Forbes 2015 billionaires’ list shows Asia-Pacific leads the world in terms of real estate wealth, with 96 of the 157 global real estate billionaires. By country, the US has the highest number of real estate billionaires, with 33. China ranks second at 30, followed by Hong Kong, with 24 real estate billionaires. Among the wealthy, those in Asia and Europe tend to hold a higher proportion of their wealth in real estate assets compared with rich individuals in the US.  Those who made their money in real estate are more likely to keep their money in real estate.

According to our data (see chart), which analyses a basket of our Jones Lang LaSalle office global yields against IMF data on global real interest rates and the real return of equity, the spread between commercial property yields and real bond rates is high by historic standards and remain significantly wider than their recent low preceding the global financial crisis. That is despite the fact that yields have tightened in recent months. Even with higher real bond yields, commercial real estate will still provide the long-term income stream characteristics that UHNW value. 

While wealthy Asians have been interested in valuable prime office space, hotels and retail properties, there is also a notable increase in interest for higher-yielding assets in smaller and second-tier locations, particularly in the US and Europe – in part due to intense competition and yield compression in prime markets. With the broadening and strengthening of property market fundamentals, investors are becoming more flexible and, in Asia, new players are moving into markets like the Philippines, South Korea, India and Thailand.

The real estate market in the first quarter of 2015 saw continued strong demand for direct real estate. Although the US has pulled back its quantitative easing   program, the Eurozone and Japan are taking up the baton of providing ample liquidity to global markets. Interest rates in the US may move higher later in 2015, which would gain the attention of real estate investors in the world’s most liquid market. JLL estimates that the rate of growth in global investment transactions will moderate to between 5 percent and 10 percent in 2015. However, this will still result in volumes of $740 to $760 billion, matching the record levels of 2007.

Last year, Asian high net worth capital is estimated to account for a third of all outbound capital into direct real estate. These investments by the region’s wealthy individuals, as well as Asian sovereign wealth and pension funds, have been formidable contenders for prime real estate in investment grade and safe haven countries such as the US and western Europe. 
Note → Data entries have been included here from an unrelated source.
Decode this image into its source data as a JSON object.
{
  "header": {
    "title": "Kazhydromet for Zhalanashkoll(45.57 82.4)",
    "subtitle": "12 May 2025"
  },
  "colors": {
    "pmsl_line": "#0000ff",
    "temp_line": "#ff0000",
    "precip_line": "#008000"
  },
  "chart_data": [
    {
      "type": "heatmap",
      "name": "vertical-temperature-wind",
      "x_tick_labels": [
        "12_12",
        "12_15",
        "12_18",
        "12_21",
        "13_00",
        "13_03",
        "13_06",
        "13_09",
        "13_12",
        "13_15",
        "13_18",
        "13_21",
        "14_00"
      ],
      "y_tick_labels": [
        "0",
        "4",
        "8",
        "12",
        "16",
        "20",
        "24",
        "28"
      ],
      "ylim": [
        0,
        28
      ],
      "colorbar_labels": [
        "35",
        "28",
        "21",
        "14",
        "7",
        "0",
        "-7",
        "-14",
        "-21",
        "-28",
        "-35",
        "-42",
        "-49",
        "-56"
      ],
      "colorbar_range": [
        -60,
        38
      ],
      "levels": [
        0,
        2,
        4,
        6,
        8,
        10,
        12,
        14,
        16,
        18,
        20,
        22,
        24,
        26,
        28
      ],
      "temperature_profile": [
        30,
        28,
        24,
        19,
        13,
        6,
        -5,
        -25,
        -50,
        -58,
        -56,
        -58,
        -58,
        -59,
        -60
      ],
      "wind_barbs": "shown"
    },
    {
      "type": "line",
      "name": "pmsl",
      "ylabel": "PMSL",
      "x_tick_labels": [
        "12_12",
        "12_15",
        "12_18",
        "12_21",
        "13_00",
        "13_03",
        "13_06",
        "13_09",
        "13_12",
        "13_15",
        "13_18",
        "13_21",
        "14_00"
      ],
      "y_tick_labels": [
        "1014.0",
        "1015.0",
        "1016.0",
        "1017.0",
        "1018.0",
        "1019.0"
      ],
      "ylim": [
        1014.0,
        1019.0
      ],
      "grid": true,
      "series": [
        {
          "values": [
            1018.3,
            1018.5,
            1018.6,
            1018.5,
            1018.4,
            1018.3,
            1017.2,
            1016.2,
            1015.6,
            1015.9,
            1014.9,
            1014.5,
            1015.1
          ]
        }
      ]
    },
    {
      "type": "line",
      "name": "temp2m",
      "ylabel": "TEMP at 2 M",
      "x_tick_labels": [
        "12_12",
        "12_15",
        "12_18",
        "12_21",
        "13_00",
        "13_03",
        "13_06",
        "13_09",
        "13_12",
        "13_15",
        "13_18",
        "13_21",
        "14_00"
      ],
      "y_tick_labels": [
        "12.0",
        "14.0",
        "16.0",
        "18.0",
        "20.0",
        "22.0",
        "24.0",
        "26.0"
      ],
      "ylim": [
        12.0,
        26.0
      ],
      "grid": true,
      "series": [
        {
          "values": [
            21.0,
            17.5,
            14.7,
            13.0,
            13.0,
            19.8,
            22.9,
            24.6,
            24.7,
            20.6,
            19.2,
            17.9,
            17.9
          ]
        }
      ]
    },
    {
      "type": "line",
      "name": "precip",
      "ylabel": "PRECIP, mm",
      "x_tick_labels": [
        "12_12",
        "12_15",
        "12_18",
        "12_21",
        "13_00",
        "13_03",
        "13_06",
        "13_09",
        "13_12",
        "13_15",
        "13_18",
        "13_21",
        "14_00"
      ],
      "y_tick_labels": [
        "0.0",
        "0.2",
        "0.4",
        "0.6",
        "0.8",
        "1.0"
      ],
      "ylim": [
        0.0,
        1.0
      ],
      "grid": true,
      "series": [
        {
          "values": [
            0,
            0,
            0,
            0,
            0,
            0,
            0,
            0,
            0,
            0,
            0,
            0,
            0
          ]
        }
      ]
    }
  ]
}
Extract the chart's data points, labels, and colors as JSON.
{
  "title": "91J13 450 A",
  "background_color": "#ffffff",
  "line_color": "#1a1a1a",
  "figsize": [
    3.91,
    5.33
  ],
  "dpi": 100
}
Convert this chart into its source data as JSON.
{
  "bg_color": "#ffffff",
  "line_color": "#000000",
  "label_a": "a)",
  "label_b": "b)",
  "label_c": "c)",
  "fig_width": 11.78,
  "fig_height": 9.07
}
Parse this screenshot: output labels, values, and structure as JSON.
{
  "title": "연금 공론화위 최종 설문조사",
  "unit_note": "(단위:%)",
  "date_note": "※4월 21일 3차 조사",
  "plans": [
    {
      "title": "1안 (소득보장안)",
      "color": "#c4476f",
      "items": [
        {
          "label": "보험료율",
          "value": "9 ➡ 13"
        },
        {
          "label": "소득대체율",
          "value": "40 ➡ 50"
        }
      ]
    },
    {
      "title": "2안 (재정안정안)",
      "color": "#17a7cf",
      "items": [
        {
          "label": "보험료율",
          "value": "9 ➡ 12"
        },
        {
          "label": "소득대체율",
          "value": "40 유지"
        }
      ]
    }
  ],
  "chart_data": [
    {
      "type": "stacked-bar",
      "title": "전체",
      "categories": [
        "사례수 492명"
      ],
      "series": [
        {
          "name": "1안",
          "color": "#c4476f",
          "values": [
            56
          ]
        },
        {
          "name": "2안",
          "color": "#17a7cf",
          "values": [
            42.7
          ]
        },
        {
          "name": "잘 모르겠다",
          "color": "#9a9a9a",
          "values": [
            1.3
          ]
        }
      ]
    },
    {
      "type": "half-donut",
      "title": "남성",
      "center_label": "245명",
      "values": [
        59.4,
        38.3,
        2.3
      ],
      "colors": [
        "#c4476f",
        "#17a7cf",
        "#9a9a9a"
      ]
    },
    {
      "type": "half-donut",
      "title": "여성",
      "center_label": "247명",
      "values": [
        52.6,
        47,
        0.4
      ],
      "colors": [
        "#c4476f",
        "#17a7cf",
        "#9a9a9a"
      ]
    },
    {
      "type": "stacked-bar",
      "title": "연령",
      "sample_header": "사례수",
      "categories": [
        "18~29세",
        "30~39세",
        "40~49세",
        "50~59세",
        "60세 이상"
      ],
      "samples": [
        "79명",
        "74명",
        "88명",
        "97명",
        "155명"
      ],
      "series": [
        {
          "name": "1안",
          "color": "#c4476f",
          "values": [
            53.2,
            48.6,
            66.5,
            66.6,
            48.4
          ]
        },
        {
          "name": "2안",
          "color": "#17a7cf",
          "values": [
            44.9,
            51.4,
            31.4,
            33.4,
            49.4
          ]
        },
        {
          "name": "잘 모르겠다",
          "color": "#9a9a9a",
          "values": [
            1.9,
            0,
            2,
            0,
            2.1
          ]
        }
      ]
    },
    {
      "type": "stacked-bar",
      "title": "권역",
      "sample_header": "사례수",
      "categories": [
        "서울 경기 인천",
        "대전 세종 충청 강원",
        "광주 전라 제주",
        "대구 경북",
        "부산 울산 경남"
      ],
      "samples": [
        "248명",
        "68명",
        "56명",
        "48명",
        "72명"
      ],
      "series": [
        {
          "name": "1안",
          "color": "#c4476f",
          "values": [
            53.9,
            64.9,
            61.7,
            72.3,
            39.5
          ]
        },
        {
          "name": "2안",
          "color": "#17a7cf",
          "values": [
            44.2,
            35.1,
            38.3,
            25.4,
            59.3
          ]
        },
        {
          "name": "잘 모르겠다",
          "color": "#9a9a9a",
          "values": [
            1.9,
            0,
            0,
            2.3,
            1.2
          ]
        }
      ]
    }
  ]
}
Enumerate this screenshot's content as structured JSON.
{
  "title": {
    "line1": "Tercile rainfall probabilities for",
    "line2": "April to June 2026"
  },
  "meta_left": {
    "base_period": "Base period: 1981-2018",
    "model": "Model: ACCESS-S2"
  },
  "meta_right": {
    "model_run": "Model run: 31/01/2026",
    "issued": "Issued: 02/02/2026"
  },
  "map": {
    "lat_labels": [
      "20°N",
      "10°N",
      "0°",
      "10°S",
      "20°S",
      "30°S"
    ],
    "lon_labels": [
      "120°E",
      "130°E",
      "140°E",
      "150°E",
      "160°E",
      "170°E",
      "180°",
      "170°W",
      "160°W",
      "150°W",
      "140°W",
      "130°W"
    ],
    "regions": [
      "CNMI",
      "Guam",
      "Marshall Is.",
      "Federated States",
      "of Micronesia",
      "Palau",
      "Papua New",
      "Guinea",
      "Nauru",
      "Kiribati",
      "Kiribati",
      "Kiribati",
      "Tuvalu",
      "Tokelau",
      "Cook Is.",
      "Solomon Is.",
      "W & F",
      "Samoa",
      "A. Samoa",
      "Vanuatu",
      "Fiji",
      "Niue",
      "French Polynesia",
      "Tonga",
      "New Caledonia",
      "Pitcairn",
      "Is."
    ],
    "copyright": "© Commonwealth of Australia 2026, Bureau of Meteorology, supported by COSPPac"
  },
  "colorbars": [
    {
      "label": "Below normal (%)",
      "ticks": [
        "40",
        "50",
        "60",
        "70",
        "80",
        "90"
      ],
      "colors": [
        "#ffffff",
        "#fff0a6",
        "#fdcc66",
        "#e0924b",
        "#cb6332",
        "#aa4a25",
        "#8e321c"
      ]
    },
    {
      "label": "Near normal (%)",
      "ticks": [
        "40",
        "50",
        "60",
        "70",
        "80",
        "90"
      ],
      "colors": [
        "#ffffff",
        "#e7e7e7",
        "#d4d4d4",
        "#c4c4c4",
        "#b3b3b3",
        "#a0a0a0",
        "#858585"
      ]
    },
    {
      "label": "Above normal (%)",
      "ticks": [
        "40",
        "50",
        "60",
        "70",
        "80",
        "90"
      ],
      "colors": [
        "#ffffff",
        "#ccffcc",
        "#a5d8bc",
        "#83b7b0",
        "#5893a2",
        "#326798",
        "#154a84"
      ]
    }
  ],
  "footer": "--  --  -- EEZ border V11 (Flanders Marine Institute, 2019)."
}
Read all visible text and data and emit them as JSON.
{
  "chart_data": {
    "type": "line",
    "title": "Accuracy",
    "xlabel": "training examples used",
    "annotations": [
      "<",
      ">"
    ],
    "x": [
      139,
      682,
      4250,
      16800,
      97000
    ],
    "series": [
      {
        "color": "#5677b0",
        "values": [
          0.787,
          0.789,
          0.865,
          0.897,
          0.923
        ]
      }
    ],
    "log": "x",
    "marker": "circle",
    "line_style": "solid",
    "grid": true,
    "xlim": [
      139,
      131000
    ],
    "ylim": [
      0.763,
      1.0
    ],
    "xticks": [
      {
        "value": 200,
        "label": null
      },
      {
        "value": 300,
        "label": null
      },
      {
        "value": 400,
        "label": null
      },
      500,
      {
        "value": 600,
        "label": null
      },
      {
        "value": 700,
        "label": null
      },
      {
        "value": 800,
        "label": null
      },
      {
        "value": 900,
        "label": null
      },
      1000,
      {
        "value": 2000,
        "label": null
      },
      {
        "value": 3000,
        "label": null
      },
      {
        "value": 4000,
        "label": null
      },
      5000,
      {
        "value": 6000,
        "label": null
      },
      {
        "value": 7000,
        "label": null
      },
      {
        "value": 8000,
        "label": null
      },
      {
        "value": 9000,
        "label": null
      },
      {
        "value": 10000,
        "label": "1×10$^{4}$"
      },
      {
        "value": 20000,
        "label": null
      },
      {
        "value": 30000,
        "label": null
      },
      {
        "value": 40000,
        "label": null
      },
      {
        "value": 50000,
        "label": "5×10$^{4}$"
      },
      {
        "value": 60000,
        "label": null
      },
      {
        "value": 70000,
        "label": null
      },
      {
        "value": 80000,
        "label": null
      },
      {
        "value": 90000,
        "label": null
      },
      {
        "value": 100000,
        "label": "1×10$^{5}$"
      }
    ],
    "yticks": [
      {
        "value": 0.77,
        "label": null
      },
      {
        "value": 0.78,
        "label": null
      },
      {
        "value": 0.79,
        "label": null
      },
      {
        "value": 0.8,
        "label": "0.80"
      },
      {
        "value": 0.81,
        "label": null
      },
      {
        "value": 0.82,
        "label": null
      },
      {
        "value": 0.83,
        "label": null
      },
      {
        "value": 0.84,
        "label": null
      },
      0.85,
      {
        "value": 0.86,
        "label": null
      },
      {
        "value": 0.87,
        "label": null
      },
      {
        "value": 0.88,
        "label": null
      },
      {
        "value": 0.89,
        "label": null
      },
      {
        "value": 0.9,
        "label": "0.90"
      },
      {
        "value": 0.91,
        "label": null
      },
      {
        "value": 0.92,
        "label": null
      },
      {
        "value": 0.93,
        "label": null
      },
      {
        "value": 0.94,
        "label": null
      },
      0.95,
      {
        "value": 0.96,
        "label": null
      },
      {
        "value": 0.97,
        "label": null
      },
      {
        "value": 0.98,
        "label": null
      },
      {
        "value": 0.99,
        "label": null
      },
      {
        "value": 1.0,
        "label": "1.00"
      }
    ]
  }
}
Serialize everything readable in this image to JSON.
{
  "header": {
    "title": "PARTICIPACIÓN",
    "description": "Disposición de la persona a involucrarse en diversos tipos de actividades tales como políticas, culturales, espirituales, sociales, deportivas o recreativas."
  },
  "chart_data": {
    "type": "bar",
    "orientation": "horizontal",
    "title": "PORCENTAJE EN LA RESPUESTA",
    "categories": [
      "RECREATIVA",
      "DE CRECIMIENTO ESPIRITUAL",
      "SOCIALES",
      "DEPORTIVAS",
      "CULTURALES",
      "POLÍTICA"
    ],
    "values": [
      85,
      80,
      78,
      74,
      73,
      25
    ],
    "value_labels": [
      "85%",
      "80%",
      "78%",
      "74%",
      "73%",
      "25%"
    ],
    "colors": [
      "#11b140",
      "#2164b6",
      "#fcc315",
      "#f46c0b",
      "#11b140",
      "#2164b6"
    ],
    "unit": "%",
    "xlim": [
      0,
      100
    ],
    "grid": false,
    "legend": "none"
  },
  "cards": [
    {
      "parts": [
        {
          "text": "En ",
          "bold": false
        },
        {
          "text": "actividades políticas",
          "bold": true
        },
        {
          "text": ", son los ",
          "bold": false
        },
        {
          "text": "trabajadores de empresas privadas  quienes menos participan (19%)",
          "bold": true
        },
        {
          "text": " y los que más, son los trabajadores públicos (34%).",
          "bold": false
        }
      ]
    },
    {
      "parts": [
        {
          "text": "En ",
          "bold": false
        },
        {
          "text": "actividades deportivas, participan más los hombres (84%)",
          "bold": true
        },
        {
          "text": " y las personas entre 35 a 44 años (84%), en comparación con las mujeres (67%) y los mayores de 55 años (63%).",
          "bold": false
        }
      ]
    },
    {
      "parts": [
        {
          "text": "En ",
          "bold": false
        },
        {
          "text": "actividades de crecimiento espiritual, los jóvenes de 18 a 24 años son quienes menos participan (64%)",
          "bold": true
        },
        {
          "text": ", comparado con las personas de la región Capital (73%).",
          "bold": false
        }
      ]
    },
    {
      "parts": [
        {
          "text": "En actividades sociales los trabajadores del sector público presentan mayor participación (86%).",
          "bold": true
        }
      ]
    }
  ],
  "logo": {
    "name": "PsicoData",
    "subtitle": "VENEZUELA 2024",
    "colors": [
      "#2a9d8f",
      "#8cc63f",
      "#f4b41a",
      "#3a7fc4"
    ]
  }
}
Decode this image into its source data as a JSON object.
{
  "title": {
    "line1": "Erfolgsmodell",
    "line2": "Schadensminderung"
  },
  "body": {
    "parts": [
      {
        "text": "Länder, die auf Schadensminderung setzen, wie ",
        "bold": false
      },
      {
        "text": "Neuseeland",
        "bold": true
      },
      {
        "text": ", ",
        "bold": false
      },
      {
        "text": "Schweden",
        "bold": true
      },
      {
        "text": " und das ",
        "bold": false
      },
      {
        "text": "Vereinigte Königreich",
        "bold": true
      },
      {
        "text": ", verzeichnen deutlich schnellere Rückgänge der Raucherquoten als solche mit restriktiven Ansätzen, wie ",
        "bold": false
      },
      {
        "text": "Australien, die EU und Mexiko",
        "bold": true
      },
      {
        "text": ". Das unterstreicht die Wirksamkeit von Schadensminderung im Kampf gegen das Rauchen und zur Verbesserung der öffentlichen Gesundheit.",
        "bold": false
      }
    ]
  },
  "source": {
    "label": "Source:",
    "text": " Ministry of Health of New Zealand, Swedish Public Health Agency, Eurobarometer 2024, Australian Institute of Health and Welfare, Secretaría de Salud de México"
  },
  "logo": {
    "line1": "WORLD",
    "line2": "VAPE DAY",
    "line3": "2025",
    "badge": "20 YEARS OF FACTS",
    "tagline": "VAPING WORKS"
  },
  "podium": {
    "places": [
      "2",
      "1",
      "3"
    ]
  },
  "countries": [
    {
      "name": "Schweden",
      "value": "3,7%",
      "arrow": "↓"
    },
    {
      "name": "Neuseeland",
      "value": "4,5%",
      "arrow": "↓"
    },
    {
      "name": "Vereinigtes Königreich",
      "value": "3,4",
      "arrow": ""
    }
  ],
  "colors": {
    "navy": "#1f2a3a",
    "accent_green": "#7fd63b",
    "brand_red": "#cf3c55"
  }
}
Based on JLL statistics on investment grade commercial properties, Chinese  investors purchased a record $16.5 billion in real estate assets in overseas markets, a 46 percent increase over 2013. According to our latest figures, commercial real estate led the growth with investments increasing by almost 50 percent to over $11.2 billion during the year. This is the first time in history that Chinese buyers have spent more on commercial real estate outside of China than domestically. The surge in outbound investment lifts China into the top five major cross-border capital sources worldwide.

One example of this is a family office managing the assets of a wealthy Chinese family, purchased close to $2 billion worth of commercial real estate between December 2012 and May 2015. The family office acquired two office assets in Australia as well as the Hilton Hotel in Sydney for A$442 million ($353 million), the Marriott Hotel in Paris for €350 million and the Grand Park Orchard in Singapore. 

Asian HNW are increasing in number and are proving to be a force within international real estate markets, and we see no sign of this abating.